「幻の古代山城を発見!」というニュースを、いつの日か聞きたいものだ。というのも、『続日本紀』という公的記録に記載されながら、その場所が特定されていない山城が、備後国には二つもあるからだ。
それは「常城(つねき)」と「茨城(いばらき)」。茨城はさっぱり分からないが、常城は「常」という地名が福山市新市町にあることから、ある程度の場所は推定できる。今日は幻の常城の探訪である。
府中市本山町に「青目寺(しょうもくじ)跡 東御堂地点」がある。県指定の史跡である。
人工的な平坦地であることは、見ただけで気付く。府中市教育委員会の説明板があるので読んでみよう。
南東に延びる尾根筋の鞍部を削平して平坦面が作られている。平坦面の中心には、石で周囲を囲い1段高くした基壇が残っている。基壇の内側には礎石が並んでいる。方形のお堂が建っていたと思われる。
青目寺は江戸中期に同じ山の中腹に移転している。門前の説明板には、かつての様子が次のように記されている。
青目寺は、弘仁四年(八一三年)四国屋島寺の青目上人が開基し、はじめ七ッ池附近にあって、山上寺院として栄え山麓にも十二坊をしたがえる程、繁栄していたと伝えられています。
四国の屋島といえば、「瀬戸内防衛システム(SDS)」で紹介したように、屋嶋城(やしまのき)という古代山城がある。廃城となった山城が寺院に転用されることは、よくあることだ。東御堂地点は山城の望楼ではなかったか、と見る向きもある。
東御堂地点の直ぐ近くの尾根筋に「常城」に関連するのでは、と思われる石が転がっている。府中市本山町と福山市新市町大字常の境にあたる。神籠石のように美しく並んでいないので、何ら関係ないかもしれない。列石や水門が発見されると決定的なのだが。

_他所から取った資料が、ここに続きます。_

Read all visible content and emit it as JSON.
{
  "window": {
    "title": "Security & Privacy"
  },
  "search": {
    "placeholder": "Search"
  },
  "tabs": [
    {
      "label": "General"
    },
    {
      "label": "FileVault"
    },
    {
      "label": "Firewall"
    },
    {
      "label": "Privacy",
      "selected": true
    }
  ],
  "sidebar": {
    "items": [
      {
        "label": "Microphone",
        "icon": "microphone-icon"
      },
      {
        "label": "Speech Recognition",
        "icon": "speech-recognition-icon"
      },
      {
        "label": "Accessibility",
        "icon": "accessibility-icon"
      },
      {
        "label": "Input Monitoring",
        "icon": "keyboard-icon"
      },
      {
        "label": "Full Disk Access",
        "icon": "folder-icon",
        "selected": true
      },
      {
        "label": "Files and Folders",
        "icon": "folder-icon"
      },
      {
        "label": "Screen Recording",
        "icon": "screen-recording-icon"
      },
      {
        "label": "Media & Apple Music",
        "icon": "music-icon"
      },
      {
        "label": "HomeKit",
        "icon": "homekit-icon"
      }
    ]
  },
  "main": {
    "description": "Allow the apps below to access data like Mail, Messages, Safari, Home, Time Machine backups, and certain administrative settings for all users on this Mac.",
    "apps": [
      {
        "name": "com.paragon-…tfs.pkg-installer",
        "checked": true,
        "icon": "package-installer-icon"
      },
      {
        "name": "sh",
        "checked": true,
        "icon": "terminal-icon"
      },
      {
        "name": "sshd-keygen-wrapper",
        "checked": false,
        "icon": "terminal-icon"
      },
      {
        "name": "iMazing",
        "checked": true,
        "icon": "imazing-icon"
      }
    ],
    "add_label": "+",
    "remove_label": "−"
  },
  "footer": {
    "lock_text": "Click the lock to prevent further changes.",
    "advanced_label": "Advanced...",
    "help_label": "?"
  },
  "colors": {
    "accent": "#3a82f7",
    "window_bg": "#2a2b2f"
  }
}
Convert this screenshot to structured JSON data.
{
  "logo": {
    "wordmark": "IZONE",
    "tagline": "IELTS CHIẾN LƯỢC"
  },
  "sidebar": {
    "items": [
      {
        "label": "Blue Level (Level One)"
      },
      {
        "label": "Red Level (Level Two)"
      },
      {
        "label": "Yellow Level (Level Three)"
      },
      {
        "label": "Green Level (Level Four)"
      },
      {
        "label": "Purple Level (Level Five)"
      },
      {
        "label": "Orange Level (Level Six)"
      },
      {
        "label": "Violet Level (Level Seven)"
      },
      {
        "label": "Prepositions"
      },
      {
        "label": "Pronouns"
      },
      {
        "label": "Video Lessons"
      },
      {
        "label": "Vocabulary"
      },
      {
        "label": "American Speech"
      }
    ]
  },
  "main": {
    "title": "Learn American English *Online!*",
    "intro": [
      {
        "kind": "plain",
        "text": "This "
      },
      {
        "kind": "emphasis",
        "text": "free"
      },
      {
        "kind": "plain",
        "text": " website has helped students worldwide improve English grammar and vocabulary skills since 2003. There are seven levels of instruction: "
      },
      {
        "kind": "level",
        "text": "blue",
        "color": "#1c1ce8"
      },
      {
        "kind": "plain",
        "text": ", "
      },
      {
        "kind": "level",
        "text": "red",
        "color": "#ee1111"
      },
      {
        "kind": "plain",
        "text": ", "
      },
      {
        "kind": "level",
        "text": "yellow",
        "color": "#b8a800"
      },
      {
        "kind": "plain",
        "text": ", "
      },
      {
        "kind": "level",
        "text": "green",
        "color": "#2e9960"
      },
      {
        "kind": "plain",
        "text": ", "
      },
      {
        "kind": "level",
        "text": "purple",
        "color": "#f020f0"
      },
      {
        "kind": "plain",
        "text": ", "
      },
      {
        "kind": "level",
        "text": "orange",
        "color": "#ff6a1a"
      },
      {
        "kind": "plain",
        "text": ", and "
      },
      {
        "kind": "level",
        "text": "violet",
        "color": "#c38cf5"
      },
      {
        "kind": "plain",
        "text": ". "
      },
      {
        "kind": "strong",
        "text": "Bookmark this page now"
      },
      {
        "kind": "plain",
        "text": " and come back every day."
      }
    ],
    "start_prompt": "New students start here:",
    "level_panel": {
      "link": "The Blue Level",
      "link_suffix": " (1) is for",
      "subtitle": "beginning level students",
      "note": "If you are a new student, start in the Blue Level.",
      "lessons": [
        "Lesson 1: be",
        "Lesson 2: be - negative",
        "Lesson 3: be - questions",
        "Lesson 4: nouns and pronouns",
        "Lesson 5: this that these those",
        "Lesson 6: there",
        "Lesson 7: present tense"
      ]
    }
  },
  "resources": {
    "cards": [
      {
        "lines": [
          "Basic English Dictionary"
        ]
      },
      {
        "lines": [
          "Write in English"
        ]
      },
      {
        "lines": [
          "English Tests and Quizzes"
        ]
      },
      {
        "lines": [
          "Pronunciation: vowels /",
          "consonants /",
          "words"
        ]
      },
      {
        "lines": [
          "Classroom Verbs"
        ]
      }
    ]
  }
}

どうしようもないので、『続日本紀』で「常城」を確認することにしよう。元正天皇養老三年(719年)十二月十五日条である。
戊戌。停備後国安那郡茨城。葦田郡常城。
備後国安那(やすな)郡の茨城(いばらき)と葦田(あしだ)郡の常城(つねき)を停(とど)む。記録はこれだけだ。このあたり一帯は旧芦田郡なので間違ってはいない。
東御堂地点は起伏が大きいが、少し歩いて七ッ池周辺に出ると、けっこう平坦となる。急斜面の山上に平坦地。屋島もそうだが、古代山城にはよく見られる地形だ。そういえば、青目寺を開いた青目上人は屋島からやって来たという。もしかすると、古代山城を寺院にリノベーションする専門家だったのかもしれない。